A variety of viruses (coxsackie/echovirus, rhinovirus, and coronavirus NL63) were found at baseline and during acute respiratory episodes in our investigation, implying the possibility of asymptomatic infection prior to HSCT resulting in protracted shedding, possibly due to immunosuppression [4]. In addition, subclinical respiratory viral infection has been described and is thought to be contagious. There was no increased mortality with asymptomatic viral detection, including those with asymptomatic pre-transplant viral detection; however there was increased mortality with symptomatic viral detection, including those with symptomatic pre-transplant viral detection. We also observed no link between asymptomatic pre-transplant virus detection and higher mortality [5].

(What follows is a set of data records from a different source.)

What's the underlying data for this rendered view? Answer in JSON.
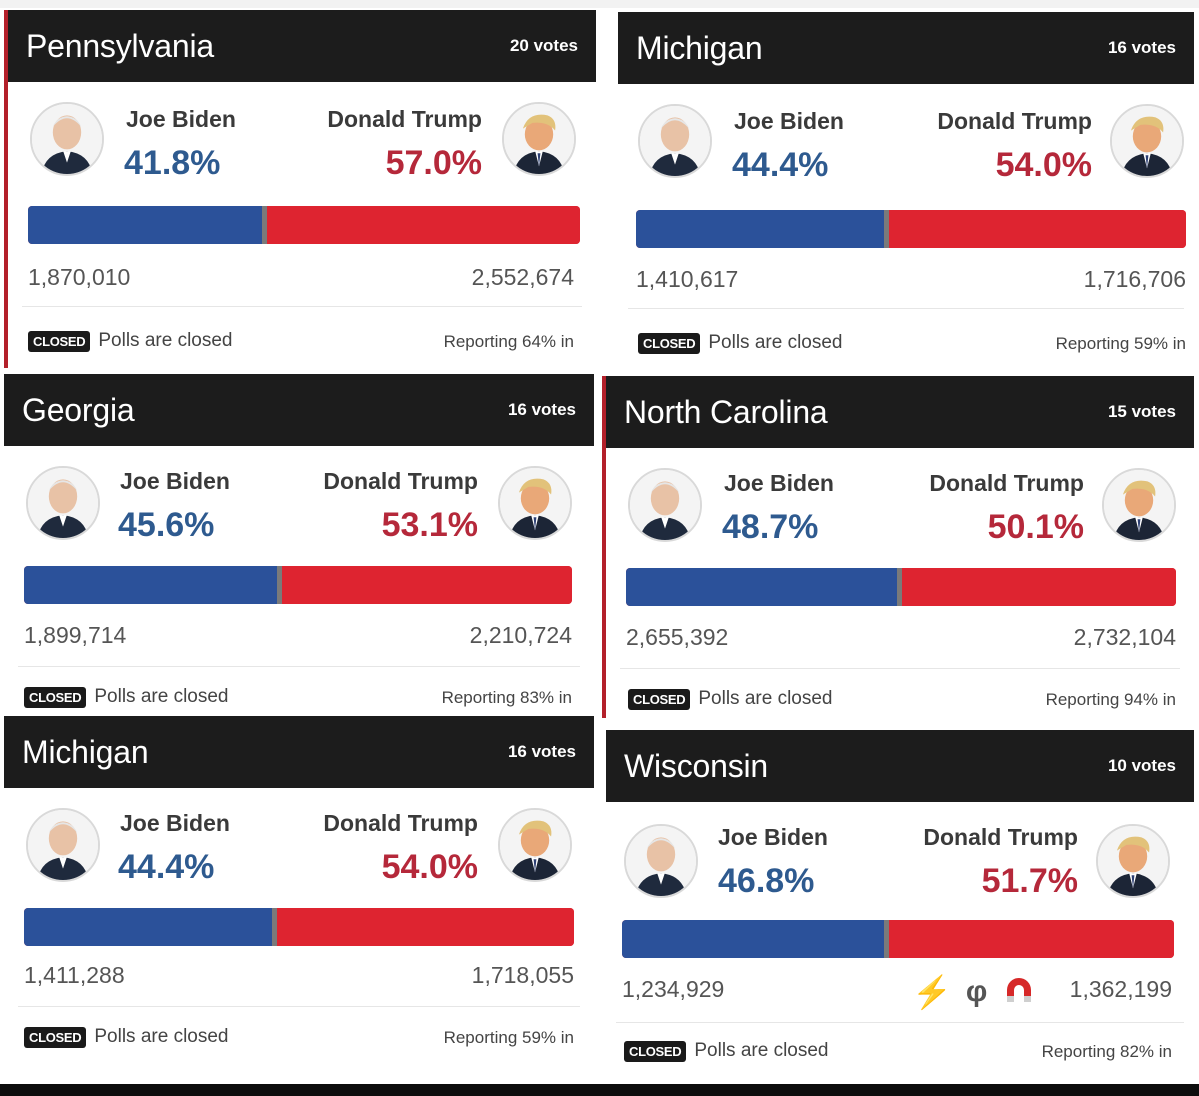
{
  "cards": [
    {
      "state": "Pennsylvania",
      "votes": "20 votes",
      "biden": {
        "name": "Joe Biden",
        "pct": "41.8%",
        "count": "1,870,010"
      },
      "trump": {
        "name": "Donald Trump",
        "pct": "57.0%",
        "count": "2,552,674"
      },
      "biden_share": 41.8,
      "trump_share": 57.0,
      "closed_badge": "CLOSED",
      "polls_text": "Polls are closed",
      "reporting": "Reporting 64% in"
    },
    {
      "state": "Michigan",
      "votes": "16 votes",
      "biden": {
        "name": "Joe Biden",
        "pct": "44.4%",
        "count": "1,410,617"
      },
      "trump": {
        "name": "Donald Trump",
        "pct": "54.0%",
        "count": "1,716,706"
      },
      "biden_share": 44.4,
      "trump_share": 54.0,
      "closed_badge": "CLOSED",
      "polls_text": "Polls are closed",
      "reporting": "Reporting 59% in"
    },
    {
      "state": "Georgia",
      "votes": "16 votes",
      "biden": {
        "name": "Joe Biden",
        "pct": "45.6%",
        "count": "1,899,714"
      },
      "trump": {
        "name": "Donald Trump",
        "pct": "53.1%",
        "count": "2,210,724"
      },
      "biden_share": 45.6,
      "trump_share": 53.1,
      "closed_badge": "CLOSED",
      "polls_text": "Polls are closed",
      "reporting": "Reporting 83% in"
    },
    {
      "state": "North Carolina",
      "votes": "15 votes",
      "biden": {
        "name": "Joe Biden",
        "pct": "48.7%",
        "count": "2,655,392"
      },
      "trump": {
        "name": "Donald Trump",
        "pct": "50.1%",
        "count": "2,732,104"
      },
      "biden_share": 48.7,
      "trump_share": 50.1,
      "closed_badge": "CLOSED",
      "polls_text": "Polls are closed",
      "reporting": "Reporting 94% in"
    },
    {
      "state": "Michigan",
      "votes": "16 votes",
      "biden": {
        "name": "Joe Biden",
        "pct": "44.4%",
        "count": "1,411,288"
      },
      "trump": {
        "name": "Donald Trump",
        "pct": "54.0%",
        "count": "1,718,055"
      },
      "biden_share": 44.4,
      "trump_share": 54.0,
      "closed_badge": "CLOSED",
      "polls_text": "Polls are closed",
      "reporting": "Reporting 59% in"
    },
    {
      "state": "Wisconsin",
      "votes": "10 votes",
      "biden": {
        "name": "Joe Biden",
        "pct": "46.8%",
        "count": "1,234,929"
      },
      "trump": {
        "name": "Donald Trump",
        "pct": "51.7%",
        "count": "1,362,199"
      },
      "biden_share": 46.8,
      "trump_share": 51.7,
      "closed_badge": "CLOSED",
      "polls_text": "Polls are closed",
      "reporting": "Reporting 82% in",
      "emojis": [
        "lightning-icon",
        "phi-symbol-icon",
        "magnet-icon"
      ]
    }
  ],
  "colors": {
    "header": "#1c1c1c",
    "biden_blue": "#2b519a",
    "trump_red": "#de2430",
    "biden_pct": "#2e5a8f",
    "trump_pct": "#b5283a"
  }
}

The tiny sample size of the study constituted a key flaw. It would also have been fascinating to undertake viral sequencing and continue to test pre-transplant patients with positive viral detection on an ongoing basis to identify the duration of viral persistence and analyze its impact on patient outcome more closely [6]. The prospective aspect of this investigation, as well as the use of internal controls during RT-PCR testing that verified the integrity of the archival specimens, are key strengths.

   Conclusion

While these respiratory viruses can now be identified in this population, their relevance in the final clinical outcome and the degree of nosocomial transmission is still unknown. The number of patients having HSCT is increasing, as is the complexity of the procedure. However, novel medications are being explored for the treatment of viral infections in this population (e.g., adenovirus, parainfluenza virus, and respiratory syncytial virus), and they have the potential to suppress or eliminate these viruses throughout the peri-transplant continuum. More prospective studies will be needed to assess the clinical impact of RVIs in this population, as well as the best prevention and treatment measure.

References

1. Copelan EA.(2006) Hematopoietic stem-cell transplantation. New England journal of medicine.354 (17):1813-1826.
2. Passweg JR, Baldomero H, Peters C, Gaspar HB, Cesaro S, Dreger P (2014) Hematopoietic SCT in Europe: data and trends in 2012 with special consideration of pediatric transplantation. Bone marrow transplantation.49 (6):744-750.
3. Bacigalupo A, Ballen K, Rizzo D, Giralt S, Lazarus H, Ho V (2009) Defining the intensity of conditioning regimens: working definitions. Biology blood and marrow transplnt.15 (12):1628-1633.
4. Kushner BH, Ostrovnaya I, Cheung IY, Kuk D, Modak S, Kramer K (2016) Lack of survival advantage with autologous stem-cell transplantation in high-risk neuroblastoma consolidated by anti- GD2 immunotherapy and isotretinoin. Oncotarget.7 (4):4155.
5. Park JR, Kreissman SG, London WB, Naranjo A, Cohn SL, Hogarty MD (2016) A phase III randomized clinical trial (RCT) of tandem myeloablative autologous stem cell transplant (ASCT) using peripheral blood stem cell (PBSC) as consolidation therapy for high-risk neuroblastoma (HR-NB): A children's oncology group (COG) study.
6. Fraser CJ, Weigel BJ, Perentesis JP, Dusenbery KE, DeFor TE, Baker KS (2006) Autologous stem cell transplantation for high-risk Ewing's sarcoma and other pediatric solid tumors. Bone marrow transplant.37 (2):175-181.